SWR4 Abendgedanken

SWR4 Abendgedanken

Als ich nach dem Brückeneinsturz in Genua die Bilder von einer Familie gesehen habe, die dabei ums Leben gekommen ist, war ich sofort von tiefem Mitgefühl ergriffen. Ich sehe den Vater, die Mutter und ihr Kind, denke an die trauernden Großeltern und Freunde und das Glück, das sie alle jetzt nicht mehr haben. Und ich bin tief berührt, obwohl ich diese Menschen gar nicht kenne.

Eigenartig finde ich, dass ich weniger mitfühle, wenn die Anzahl der Opfer zu groß wird. Wenn ich zum Beispiel von den fast 70 Millionen Menschen lese, die weltweit auf der Flucht sind.
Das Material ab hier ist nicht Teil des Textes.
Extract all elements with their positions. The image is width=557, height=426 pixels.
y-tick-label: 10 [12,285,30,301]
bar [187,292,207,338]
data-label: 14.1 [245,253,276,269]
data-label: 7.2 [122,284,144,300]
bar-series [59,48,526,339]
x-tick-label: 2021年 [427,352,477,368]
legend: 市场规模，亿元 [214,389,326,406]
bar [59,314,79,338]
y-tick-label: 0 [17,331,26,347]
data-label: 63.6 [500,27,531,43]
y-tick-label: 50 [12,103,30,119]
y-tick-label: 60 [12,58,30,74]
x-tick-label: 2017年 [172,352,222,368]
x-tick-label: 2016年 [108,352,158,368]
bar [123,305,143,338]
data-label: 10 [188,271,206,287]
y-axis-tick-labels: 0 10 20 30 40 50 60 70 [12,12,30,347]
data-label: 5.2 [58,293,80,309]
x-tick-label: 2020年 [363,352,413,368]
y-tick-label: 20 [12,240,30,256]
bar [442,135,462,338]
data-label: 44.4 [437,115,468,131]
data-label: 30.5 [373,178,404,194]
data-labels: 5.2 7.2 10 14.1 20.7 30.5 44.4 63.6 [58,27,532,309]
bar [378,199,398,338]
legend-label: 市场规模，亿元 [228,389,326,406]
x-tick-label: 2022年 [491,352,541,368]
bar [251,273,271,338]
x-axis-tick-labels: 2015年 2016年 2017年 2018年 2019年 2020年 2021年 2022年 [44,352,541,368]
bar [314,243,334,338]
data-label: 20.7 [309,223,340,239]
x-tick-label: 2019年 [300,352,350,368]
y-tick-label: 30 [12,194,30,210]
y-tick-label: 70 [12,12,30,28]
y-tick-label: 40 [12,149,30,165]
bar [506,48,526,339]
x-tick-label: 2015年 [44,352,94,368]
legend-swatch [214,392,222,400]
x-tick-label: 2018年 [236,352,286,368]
Auf der einen Seite ist es ja verständlich, dass ich da nicht mit jedem Einzelnen Mitleid haben kann. Dazu hätte ich die psychische Kraft gar nicht. Dass ich da nicht an jeden einzelnen Menschen denken kann, schützt mich davor, dass ich nicht in Trauer versinke.

Aber den Opfern dieser Katastrophen wird das nicht gerecht. Denn die Leute auf der Flucht sehen sich ja nicht als Masse, sondern als einzelne Person, die mit ihren nächsten Angehörigen nichts anderes sucht, als  glücklich und gesund zu sein.

Für mich ist mitzufühlen etwas, was mich als Mensch auszeichnet und mir eine hohe Würde verleiht. Denn ich bin überzeugt, dass ich dabei ein bisschen was von dem umsetze, was Gott auch tut. Ich habe doch die Vorstellung, dass Gott uns Menschen nicht als Masse sieht, sondern jeden einzelnen von uns kennt und liebt. Und dass er das Glück und das Heil jedes einzelnen will. Und wenn ich als sein Abbild gedacht bin, kann ich doch versuchen, ihm nachzueifern, indem ich mit anderen mitfühle. Und sie als einzelne sehe mit ihrer Sehnsucht nach einem glücklichen Leben. 

Wenn ich also von den vielen Menschen lese, die momentan auf dieser Erde auf der Flucht sind, versuche ich, mein Mitgefühl zu trainieren. Manchmal gibt es ja Berichte über Einzelschicksale. Aber wenn es die nicht gibt, dann nutze ich meine Phantasie und stelle mir stellvertretend für die vielen einen einzigen Menschen vor und versetze mich in ihn hinein. Zum Beispiel eine junge Frau, die aus Uganda vor Krieg und Vergewaltigung flieht und ihr Glück versucht. Auch wenn sie nicht weiß, ob sie es je erreichen wird. Aber so versuche ich Anteil zu nehmen am Schicksal eines anderen Menschen. Stellvertretend für die vielen.